No Peru, Frente Ampla busca construir nova alternativa
O peruano Tito Prado, coordenador do programa da Frente Ampla e do Movimento pela Grande Transformação, fez um resgate das lutas populares em seu país – a imensa maioria delas, ligada à questão extrativista e à resistência contra as grandes mineradoras. Ele relatou o desencanto com a eleição do presidente Ollanta Humala, em 2011, que abandonou a plataforma popular de mudança que embasou sua campanha.
“A eleição do Humala foi uma grande vitória do movimento popular no Peru. Lamentavelmente, o presidente optou por continuar com o modelo neoliberal e governar com a direita. Seus principais ministros vieram dos partidos derrotados”, criticou. Contudo, Tito Prado ressaltou que a traição de Humala não significa que seus projetos sejam vitoriosos. “A direita não vai ter caminho livre para fazer o que quiser. Os projetos extrativistas e mineiros foram derrotados pela luta popular, houve muita resistência. Hoje o governo é desprestigiado e possui apenas 10% de aceitação”, assinalou.
O peruano acredita que há espaço político na sociedade para a construção de uma alternativa que rompa com o governo e com a direita. “A Frente Ampla oferece um programa claro de ruptura com o modelo neoliberal. Defendemos a soberania energética do país e uma assembleia constituinte que formule uma nova Constituição, já que a atual foi feita por um governo ditatorial em 1993.”
Para dirigente argentino, eleição de Macri é fruto de erros do kirchnerismo
Sergio García, dirigente da Central dos Trabalhadores da Argentina (CTA), avalia que a vitória de Maurício Macri na presidência do país prenuncia um período de muito conflito. “Macri é um subproduto de erros e desastres do governo anterior. A Argentina não está nos anos 1990, há um processo de resistência muito grande. Não é um contexto fácil para a esquerda, mas é um contexto de luta”, garantiu.
O sindicalista rejeita a ideia de que há “um giro à direita” na América Latina, pois isso pressupõe a defesa incondicional dos governos que não são organicamente de direita na região. “O kirchnerismo foi muito funcional à estratégia do capitalismo, um sócio direto do capitalismo extrativista”, criticou.

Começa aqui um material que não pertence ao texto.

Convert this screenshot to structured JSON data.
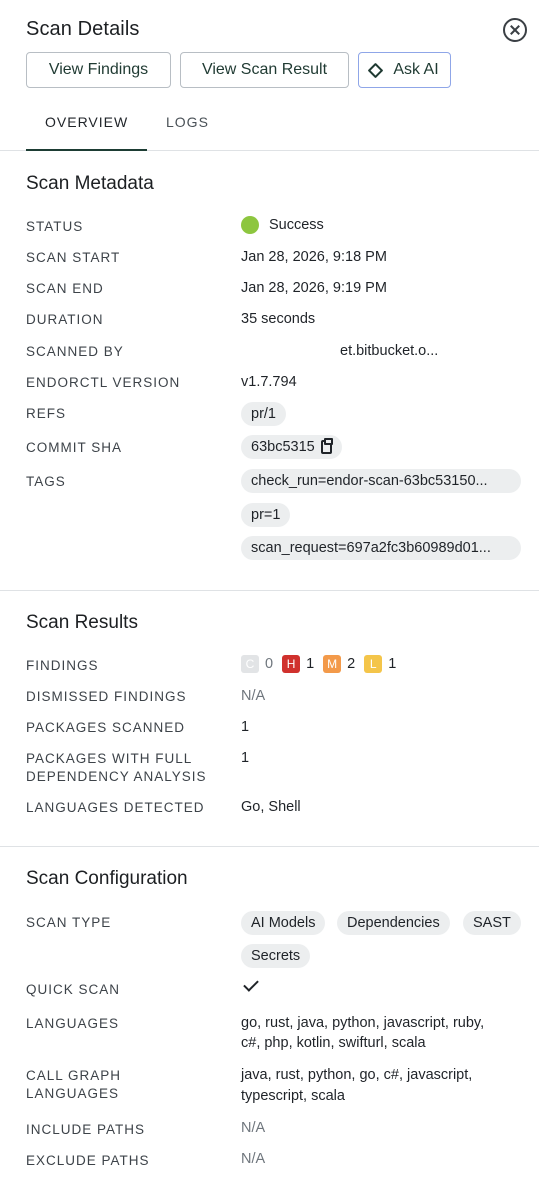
{
  "header": {
    "title": "Scan Details"
  },
  "actions": {
    "view_findings": "View Findings",
    "view_scan_result": "View Scan Result",
    "ask_ai": "Ask AI"
  },
  "tabs": {
    "overview": "OVERVIEW",
    "logs": "LOGS"
  },
  "metadata": {
    "title": "Scan Metadata",
    "status_label": "STATUS",
    "status_value": "Success",
    "scan_start_label": "SCAN START",
    "scan_start_value": "Jan 28, 2026, 9:18 PM",
    "scan_end_label": "SCAN END",
    "scan_end_value": "Jan 28, 2026, 9:19 PM",
    "duration_label": "DURATION",
    "duration_value": "35 seconds",
    "scanned_by_label": "SCANNED BY",
    "scanned_by_value": "et.bitbucket.o...",
    "endorctl_label": "ENDORCTL VERSION",
    "endorctl_value": "v1.7.794",
    "refs_label": "REFS",
    "refs_value": "pr/1",
    "commit_label": "COMMIT SHA",
    "commit_value": "63bc5315",
    "tags_label": "TAGS",
    "tags": [
      "check_run=endor-scan-63bc53150...",
      "pr=1",
      "scan_request=697a2fc3b60989d01..."
    ]
  },
  "results": {
    "title": "Scan Results",
    "findings_label": "FINDINGS",
    "findings": {
      "c_letter": "C",
      "c_count": "0",
      "h_letter": "H",
      "h_count": "1",
      "m_letter": "M",
      "m_count": "2",
      "l_letter": "L",
      "l_count": "1"
    },
    "dismissed_label": "DISMISSED FINDINGS",
    "dismissed_value": "N/A",
    "packages_label": "PACKAGES SCANNED",
    "packages_value": "1",
    "full_dep_label_1": "PACKAGES WITH FULL",
    "full_dep_label_2": "DEPENDENCY ANALYSIS",
    "full_dep_value": "1",
    "languages_label": "LANGUAGES DETECTED",
    "languages_value": "Go, Shell"
  },
  "config": {
    "title": "Scan Configuration",
    "scan_type_label": "SCAN TYPE",
    "scan_types": [
      "AI Models",
      "Dependencies",
      "SAST",
      "Secrets"
    ],
    "quick_scan_label": "QUICK SCAN",
    "languages_label": "LANGUAGES",
    "languages_line1": "go, rust, java, python, javascript, ruby,",
    "languages_line2": "c#, php, kotlin, swifturl, scala",
    "call_graph_label_1": "CALL GRAPH",
    "call_graph_label_2": "LANGUAGES",
    "call_graph_line1": "java, rust, python, go, c#, javascript,",
    "call_graph_line2": "typescript, scala",
    "include_label": "INCLUDE PATHS",
    "include_value": "N/A",
    "exclude_label": "EXCLUDE PATHS",
    "exclude_value": "N/A"
  },
  "colors": {
    "success": "#8dc63f",
    "high": "#d0312d",
    "medium": "#f39a4a",
    "low": "#f4c54a",
    "accent": "#1d3d34",
    "ai_border": "#8fa6e8"
  }
}
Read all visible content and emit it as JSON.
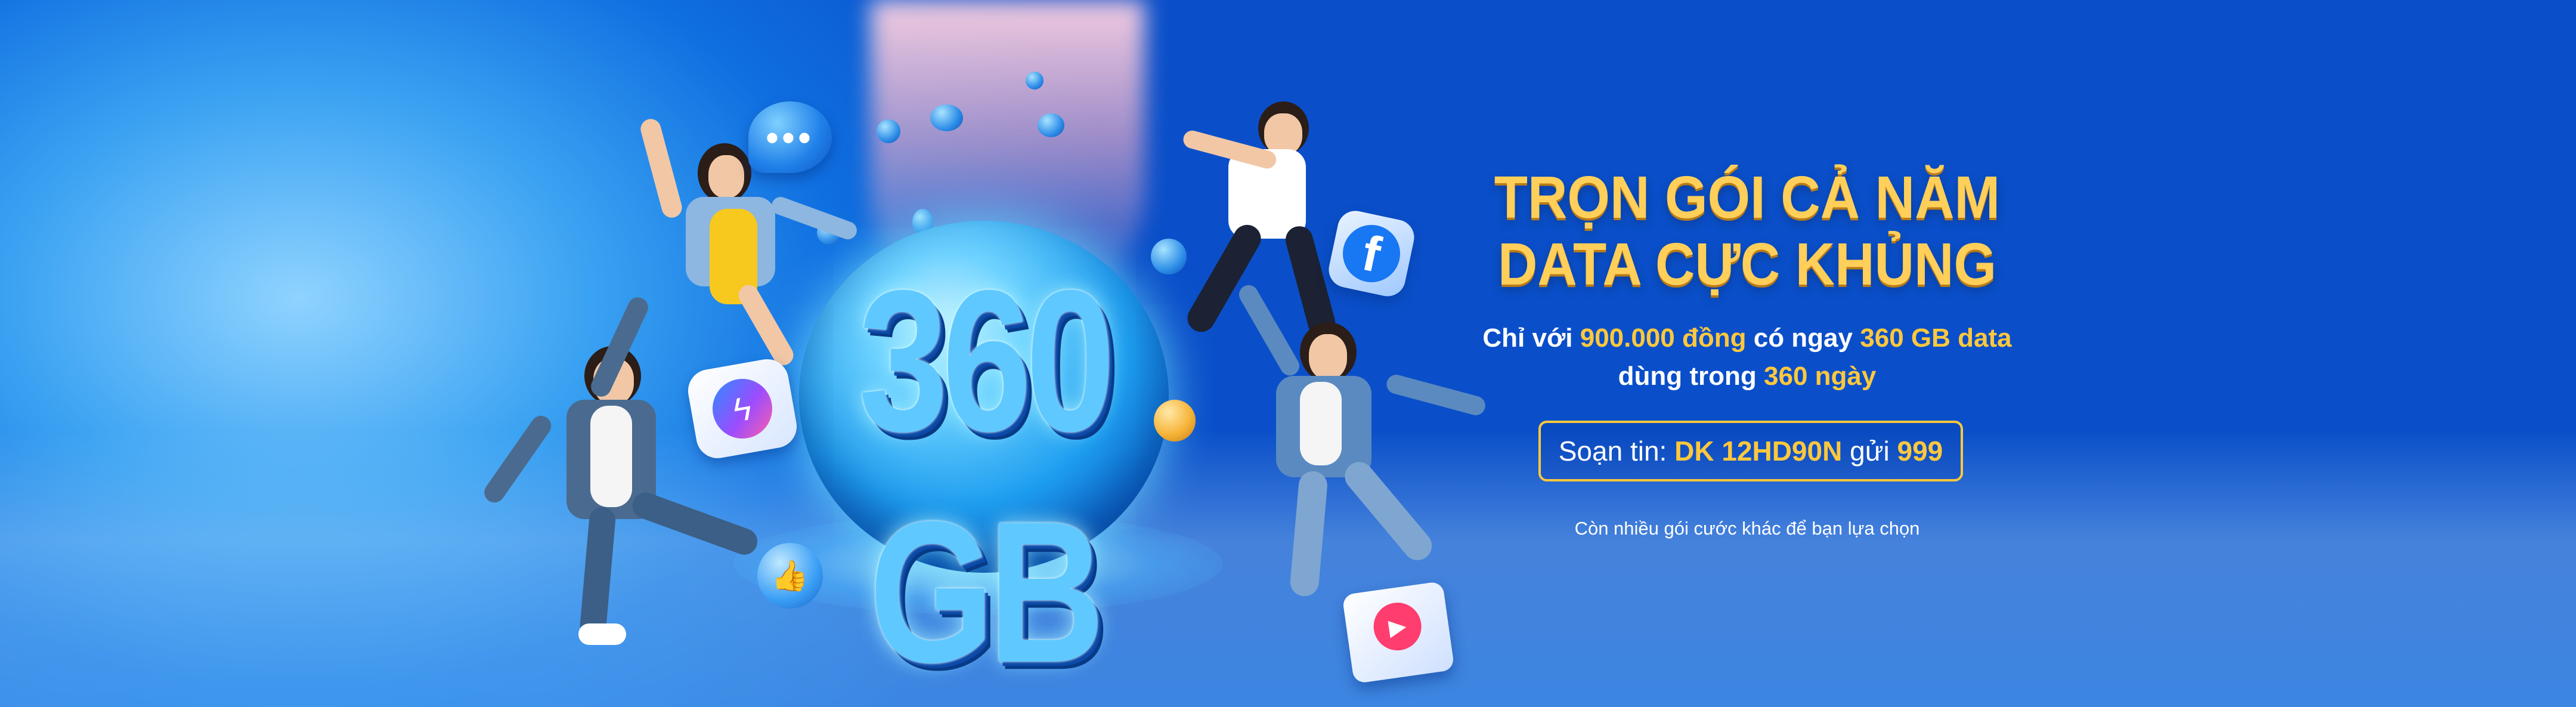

Sergio Garcia lamentou que não haja, ainda, na Argentina, uma articulação entre forças de esquerda capaz de propor uma alternativa ao país. “Na Argentina não há uma alternativa real com peso eleitoral de mudança de esquerda. Essa é uma tarefa pendente na esquerda.”
Burocratização e corrupção desvirtuam processo bolivariano na Venezuela, diz dirigente da Marea Socialista
Gonzalo Gomez, editor do site APORREA e dirigente do Marea Socialista, na Venezuela, afirma que a burocratização e a corrupção degeneraram o processo bolivariano no país. “O novo modelo de transição ao socialismo não foi implementado, ficou congelado. Surgiu uma burocracia que acabou se tornando parte da burguesia. Temos hoje na Venezuela uma burguesia que se sustenta no discurso revolucionário”, criticou.
Para ele, a vitória da direita nas eleições parlamentares representa um voto de castigo e de protesto da população contra o governo de Nicolás Maduro, que falhou em resolver problemas essenciais, como a questão das enormes filas nos supermercados e do desabastecimento de produtos básicos. “A direita ganhou um voto emprestado para castigar o governo. Não é um retorno total a um projeto político de direita”, analisou.
Gonzalo Gomez entende que é preciso construir um projeto político renovador dentro do processo bolivariano, que rompa com a burocratização sem fortalecer as ideias da direita. “Temos que lançar uma nova alternativa política no marco do processo revolucionário. A burocracia é o principal assassino da revolução bolivariana”, atestou.